Treatment for geographic atrophy (a major cause of vision loss in patients with ‘dry’ AMD) a step closer after artificial intelligence breakthrough by Moorfields/UCL
A team led by Dr Konstantinos Balaskas at Moorfields Eye Hospital Reading Centre has developed a fully automated, deep-learning model (algorithm) that can detect and quantify geographic atrophy using standard optical coherence tomography (OCT) scans. The algorithm will be hugely beneficial to clinicians providing care for patients with geographic atrophy (GA), who will need a reliable and fast way to assess the severity of geographic atrophy, how fast it progresses and how well it responds to emerging new treatments With research into ground-breaking new treatments for GA showing great promise, this new model helps pave the way for their effective use for patient benefit. The study has been published in the Lancet Digital Health.
GA is a severe, irreversible form of age-related macular degeneration affecting over 5 million people globally, including 22% of people aged over 90. Although difficult to detect in its early stages, it can eventually lead to severe vision loss and blindness, and there is currently no effective treatment. This is in contrast to ‘wet’ AMD, which can be successfully managed with regular injections in the eye. However, trials are underway into therapies for GA have shown promise and results from Phase 3 trials by Apellis, using a breakthrough treatment called APL-2, are due to be released soon. Further testing and the eventual rollout of this therapy could be greatly enhanced by the new algorithm, developed entirely in-house by the artificial intelligence (AI) team at Moorfields.
Currently, to diagnose patients with GA, experts must examine the patient manually, using either colour fundus photography or spectral-domain optical coherence tomography (SD-OCT) and fundus autofluorescence (FAF). Examining the many segments of an OCT to determine the precise nature of the GA is time-consuming (up to an hour per eye scan) and prone to human error and variability. In order to develop successful treatments, it is vital for researchers and clinicians to be able to assess precisely how GA manifests itself in the individual eye, and to do so at scale. The Moorfields team set out to train an algorithm using carefully graded OCT scans so that it could learn to recognise the early signs, precise localisation and progression of GA automatically. They then tested the algorithm using a completely different set of human-graded OCT scans from patients at Moorfields Eye Hospital.

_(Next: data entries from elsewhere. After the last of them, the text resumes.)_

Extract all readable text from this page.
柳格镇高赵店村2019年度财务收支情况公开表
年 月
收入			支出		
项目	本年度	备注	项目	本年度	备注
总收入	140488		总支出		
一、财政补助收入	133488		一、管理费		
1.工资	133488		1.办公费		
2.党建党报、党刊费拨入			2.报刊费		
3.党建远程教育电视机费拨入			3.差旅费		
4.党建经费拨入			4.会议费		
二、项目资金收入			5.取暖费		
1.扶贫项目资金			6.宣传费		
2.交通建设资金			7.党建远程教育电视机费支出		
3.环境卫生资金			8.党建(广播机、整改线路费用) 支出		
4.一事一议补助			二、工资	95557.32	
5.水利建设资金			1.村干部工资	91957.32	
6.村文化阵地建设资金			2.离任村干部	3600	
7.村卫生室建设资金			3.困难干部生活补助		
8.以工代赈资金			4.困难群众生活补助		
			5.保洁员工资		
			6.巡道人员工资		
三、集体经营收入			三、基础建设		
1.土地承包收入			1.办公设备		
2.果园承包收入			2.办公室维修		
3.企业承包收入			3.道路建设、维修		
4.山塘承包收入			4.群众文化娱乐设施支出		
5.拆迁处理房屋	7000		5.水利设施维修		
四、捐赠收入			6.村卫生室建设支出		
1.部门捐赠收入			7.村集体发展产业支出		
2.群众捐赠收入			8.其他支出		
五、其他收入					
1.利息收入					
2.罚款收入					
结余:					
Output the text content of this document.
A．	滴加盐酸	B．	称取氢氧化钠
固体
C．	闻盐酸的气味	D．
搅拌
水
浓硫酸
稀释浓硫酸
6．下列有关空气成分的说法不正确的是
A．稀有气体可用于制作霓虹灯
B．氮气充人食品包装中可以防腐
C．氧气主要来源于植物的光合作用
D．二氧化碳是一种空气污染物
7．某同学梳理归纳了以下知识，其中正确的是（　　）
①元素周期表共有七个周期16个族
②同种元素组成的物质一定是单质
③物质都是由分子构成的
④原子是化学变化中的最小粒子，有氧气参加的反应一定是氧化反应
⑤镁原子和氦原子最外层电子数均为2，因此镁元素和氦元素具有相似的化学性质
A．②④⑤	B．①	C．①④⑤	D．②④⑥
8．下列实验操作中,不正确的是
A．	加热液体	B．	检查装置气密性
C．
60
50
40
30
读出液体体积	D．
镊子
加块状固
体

The findings, show that using the OCTs alone, the new AI system was able to match, and even outperform, predictions made by specialist human graders, all in a fraction of a second.
The algorithm consists of separate models looking at different aspects of GA: one predicts disease progression; the other can determine specific features of the disease. It was developed using 5049 individual segments (from 984 OCT scans taken from 200 patients). The scans were part of the FILLY study into a novel treatment for GA and taken from patients based in the USA, Australia and New Zealand . The results were validated using 884 manually graded segments from 192 OCT scans, collected as part of routine patient assessment from 110 patients at Moorfields.
Given that the AI works with OCT technology already used routinely in clinics, Dr Balaskas and his team are confident that their AI will prove invaluable both for research and in clinical practice all over the world. It should enable researchers to rapidly assess patients, diagnose GA, assess their suitability for treatment and the effectiveness, over time, of any medication. The team also hope that further research will yield an AI that can predict progression to GA in otherwise healthy patients, which could allow future preventive treatment to be administered at the earliest opportunity.
If treatments for GA currently at the clinical trial stage do prove successful, the number of AMD patients receiving intravitreal injections could double, with major implications for healthcare planning and implementation globally. This would make AI systems such as this one especially valuable in managing effective diagnosis and treatment of GA.
Konstantinos Balaskas, Director of the Reading Centre and Clinical Trials and Digital Eye Health Lead at Moorfields Ophthalmic Reading Centre, said: “A particular challenge for the management of GA at-scale is the need to reliably, objectively and rapidly quantify and monitor growth of area of GA on the retina using OCT scans and assess its response to potential treatments. We are the first academic/reading centre to develop an AI tool to do this. Developing it in-house and doing so at a standard required for publication in one of the top medical journals is a major accomplishment for our team, Moorfields, UCL and the NIHR. We hope it is a major step towards an effective treatment pathway for GA, which affects millions of people worldwide and often leads to debilitating sight loss.”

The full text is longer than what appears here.